Pass `stream: true` to receive audio in chunks as the model generates it (lower perceptual latency):

```bash theme={null}
curl -N -X POST https://api.geekhub.mx/v1/audio/speech \
  -H "Authorization: Bearer ghub_sk_live_YOUR_KEY" \
  -H "Content-Type: application/json" \
  -d '{
    "model": "openai/tts-1",
    "input": "Text to play while it generates...",
    "voice": "nova",
    "response_format": "opus",
    "stream": true
  }' > stream.opus
```

## Tone instructions (gpt-4o-mini-tts)

The `openai/gpt-4o-mini-tts` model accepts an `instructions` field with style prompting:

```json theme={null}
{
  "model": "openai/gpt-4o-mini-tts",
  "input": "Welcome to Geek Hub.",
  "voice": "verse",
  "response_format": "mp3",
  "instructions": "Speak with a warm, professional tone, paced and clear."
}
```

## Available models

| Model ID                 | Voices                                         | Price           | ZDR |
| ------------------------ | ---------------------------------------------- | --------------- | --- |
| `openai/tts-1`           | alloy, echo, fable, onyx, nova, shimmer        | \$15 / 1M chars | ✓   |
| `openai/tts-1-hd`        | alloy, echo, fable, onyx, nova, shimmer        | \$30 / 1M chars | ✓   |
| `openai/gpt-4o-mini-tts` | alloy, echo, fable, onyx, nova, shimmer, verse | \$12 / 1M chars | ✓   |

## Pricing structure

TTS models are charged per **characters of synthesized text**, not tokens or seconds.
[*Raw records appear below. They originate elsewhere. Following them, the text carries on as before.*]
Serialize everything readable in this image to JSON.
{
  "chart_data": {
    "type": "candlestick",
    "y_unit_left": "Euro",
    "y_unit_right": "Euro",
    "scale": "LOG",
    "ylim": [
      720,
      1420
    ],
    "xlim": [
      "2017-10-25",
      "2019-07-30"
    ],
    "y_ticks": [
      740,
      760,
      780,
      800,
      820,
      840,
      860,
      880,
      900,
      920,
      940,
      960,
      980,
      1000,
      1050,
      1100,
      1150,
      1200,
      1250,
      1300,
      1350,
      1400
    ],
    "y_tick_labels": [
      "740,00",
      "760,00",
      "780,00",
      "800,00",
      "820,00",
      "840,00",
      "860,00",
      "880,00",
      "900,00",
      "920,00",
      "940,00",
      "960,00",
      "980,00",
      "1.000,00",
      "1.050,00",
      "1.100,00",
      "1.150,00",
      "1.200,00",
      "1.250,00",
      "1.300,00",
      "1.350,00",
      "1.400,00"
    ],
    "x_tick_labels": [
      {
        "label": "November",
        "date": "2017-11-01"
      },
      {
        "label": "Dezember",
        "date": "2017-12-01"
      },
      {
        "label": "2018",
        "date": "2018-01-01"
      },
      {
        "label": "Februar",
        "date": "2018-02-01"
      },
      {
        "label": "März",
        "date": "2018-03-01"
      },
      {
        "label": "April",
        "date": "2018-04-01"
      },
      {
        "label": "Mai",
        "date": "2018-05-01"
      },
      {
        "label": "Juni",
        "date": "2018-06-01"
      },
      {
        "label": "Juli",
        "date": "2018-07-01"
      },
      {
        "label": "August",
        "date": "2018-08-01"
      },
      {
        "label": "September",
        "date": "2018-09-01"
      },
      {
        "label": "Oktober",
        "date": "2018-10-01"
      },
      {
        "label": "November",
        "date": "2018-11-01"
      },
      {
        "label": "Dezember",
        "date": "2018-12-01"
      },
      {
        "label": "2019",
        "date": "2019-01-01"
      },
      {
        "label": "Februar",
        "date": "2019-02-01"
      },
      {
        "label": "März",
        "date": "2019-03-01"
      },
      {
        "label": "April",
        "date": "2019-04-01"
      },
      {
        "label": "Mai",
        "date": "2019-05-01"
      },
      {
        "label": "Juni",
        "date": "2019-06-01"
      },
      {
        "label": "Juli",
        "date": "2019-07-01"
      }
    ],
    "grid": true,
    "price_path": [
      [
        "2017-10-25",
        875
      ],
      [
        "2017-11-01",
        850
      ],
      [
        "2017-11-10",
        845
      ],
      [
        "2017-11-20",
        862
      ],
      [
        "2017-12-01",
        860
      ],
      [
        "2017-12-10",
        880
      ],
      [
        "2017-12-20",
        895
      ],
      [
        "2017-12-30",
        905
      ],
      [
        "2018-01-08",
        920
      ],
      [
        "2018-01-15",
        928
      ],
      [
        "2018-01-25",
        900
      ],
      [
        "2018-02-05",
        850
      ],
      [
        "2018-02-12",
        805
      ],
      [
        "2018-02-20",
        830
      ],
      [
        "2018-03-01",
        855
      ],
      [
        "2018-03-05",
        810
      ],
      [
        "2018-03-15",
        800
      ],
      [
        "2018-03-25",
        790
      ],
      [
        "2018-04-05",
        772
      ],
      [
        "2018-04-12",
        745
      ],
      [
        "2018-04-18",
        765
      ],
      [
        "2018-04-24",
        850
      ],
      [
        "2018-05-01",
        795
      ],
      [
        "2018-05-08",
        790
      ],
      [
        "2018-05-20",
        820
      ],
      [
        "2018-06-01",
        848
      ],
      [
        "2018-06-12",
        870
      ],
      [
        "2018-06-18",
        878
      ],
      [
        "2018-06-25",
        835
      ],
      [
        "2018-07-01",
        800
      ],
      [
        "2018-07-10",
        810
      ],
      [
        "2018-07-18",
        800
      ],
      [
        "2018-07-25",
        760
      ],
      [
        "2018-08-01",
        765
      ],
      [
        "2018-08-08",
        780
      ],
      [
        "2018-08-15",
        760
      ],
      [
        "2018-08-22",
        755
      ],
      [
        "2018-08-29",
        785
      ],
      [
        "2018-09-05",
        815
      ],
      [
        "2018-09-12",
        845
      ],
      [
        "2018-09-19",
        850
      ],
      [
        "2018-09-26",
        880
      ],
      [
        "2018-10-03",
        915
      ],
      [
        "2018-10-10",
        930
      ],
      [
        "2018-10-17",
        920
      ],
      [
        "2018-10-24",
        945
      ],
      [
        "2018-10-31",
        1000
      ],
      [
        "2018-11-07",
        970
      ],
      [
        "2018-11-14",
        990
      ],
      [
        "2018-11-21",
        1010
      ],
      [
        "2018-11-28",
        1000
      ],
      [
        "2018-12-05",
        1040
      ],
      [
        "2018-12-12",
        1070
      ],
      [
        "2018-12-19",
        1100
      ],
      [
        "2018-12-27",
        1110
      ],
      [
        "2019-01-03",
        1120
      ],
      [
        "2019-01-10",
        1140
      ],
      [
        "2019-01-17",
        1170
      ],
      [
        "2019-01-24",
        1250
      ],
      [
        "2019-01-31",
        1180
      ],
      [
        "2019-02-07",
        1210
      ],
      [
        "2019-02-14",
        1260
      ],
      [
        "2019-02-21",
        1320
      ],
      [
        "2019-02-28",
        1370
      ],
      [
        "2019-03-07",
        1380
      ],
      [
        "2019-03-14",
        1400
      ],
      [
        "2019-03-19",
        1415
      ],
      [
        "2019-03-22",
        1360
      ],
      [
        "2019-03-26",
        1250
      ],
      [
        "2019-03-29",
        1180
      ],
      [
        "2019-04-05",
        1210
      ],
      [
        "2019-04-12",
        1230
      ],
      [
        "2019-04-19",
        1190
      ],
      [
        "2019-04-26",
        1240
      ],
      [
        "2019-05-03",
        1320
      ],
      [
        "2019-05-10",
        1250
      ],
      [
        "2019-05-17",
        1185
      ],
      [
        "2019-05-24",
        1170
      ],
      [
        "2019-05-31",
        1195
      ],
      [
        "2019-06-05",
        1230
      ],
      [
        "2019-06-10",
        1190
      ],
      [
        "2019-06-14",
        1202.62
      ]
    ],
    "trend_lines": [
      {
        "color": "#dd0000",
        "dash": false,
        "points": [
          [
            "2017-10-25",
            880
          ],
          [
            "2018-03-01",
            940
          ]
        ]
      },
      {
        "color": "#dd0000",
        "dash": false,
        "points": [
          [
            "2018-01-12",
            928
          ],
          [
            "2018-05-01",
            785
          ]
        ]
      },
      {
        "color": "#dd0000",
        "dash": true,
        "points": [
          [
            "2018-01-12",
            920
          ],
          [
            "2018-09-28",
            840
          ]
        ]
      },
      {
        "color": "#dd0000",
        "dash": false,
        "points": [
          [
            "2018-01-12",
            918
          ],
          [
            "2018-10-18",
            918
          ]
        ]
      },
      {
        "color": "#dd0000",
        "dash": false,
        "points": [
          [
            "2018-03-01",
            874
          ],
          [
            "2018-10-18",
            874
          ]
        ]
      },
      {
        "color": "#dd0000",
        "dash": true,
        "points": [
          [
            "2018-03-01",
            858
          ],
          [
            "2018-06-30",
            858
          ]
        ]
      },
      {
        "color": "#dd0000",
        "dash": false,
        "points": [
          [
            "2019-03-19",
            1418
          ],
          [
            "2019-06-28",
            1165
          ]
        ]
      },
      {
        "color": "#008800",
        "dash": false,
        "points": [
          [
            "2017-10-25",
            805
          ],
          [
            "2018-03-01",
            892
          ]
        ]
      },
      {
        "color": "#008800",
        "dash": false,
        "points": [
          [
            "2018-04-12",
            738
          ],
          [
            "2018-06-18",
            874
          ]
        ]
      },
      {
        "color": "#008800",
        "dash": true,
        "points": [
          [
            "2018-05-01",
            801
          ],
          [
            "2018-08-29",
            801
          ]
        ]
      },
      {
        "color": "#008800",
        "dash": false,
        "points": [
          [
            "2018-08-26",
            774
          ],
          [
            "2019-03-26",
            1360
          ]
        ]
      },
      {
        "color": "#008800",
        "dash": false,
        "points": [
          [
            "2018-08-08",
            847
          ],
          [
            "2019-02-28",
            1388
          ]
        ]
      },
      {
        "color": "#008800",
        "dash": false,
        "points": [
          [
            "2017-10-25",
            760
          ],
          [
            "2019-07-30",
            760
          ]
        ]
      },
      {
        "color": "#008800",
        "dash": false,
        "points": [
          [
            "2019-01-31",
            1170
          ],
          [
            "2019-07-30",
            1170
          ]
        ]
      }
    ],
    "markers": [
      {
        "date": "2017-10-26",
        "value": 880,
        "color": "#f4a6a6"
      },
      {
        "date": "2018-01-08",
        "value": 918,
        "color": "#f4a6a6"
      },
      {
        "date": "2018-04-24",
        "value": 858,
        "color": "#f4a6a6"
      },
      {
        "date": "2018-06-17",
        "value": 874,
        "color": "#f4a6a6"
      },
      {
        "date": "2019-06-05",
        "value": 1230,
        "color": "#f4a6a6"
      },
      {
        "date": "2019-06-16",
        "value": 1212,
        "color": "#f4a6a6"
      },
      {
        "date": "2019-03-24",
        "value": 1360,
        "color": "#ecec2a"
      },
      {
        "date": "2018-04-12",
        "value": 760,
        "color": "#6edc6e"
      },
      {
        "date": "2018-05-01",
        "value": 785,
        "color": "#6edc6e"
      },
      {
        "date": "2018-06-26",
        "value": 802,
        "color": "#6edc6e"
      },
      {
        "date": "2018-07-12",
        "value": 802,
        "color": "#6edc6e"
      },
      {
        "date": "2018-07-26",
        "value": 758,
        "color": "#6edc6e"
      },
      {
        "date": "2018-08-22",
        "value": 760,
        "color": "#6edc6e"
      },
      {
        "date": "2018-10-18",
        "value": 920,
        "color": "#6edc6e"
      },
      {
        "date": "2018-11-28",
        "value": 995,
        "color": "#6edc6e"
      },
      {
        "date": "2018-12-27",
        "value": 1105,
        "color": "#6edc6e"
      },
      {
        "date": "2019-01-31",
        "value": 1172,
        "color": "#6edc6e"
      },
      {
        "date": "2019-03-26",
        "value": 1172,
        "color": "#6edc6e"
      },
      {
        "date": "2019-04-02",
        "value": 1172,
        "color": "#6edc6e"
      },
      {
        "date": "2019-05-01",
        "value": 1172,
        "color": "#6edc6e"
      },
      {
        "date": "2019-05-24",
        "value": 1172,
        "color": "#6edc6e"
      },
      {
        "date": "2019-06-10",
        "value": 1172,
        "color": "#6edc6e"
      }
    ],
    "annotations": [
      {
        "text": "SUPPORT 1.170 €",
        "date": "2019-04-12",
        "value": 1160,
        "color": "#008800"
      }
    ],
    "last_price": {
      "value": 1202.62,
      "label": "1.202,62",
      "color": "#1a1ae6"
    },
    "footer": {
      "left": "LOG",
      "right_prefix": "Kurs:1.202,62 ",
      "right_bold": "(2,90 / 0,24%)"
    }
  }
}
This mirrors provider pricing and makes cost predictable: 1000 characters ≈ 150 words regardless of audio duration.

Geek Hub applies the standard +5% markup.

## ZDR pre-flight

If your org requires ZDR for the TTS model's group, or if the request includes `zdr: true`, the gateway verifies before processing. Unverified → HTTP 422 with alternative models.

See [Zero Data Retention](/en/features/zdr).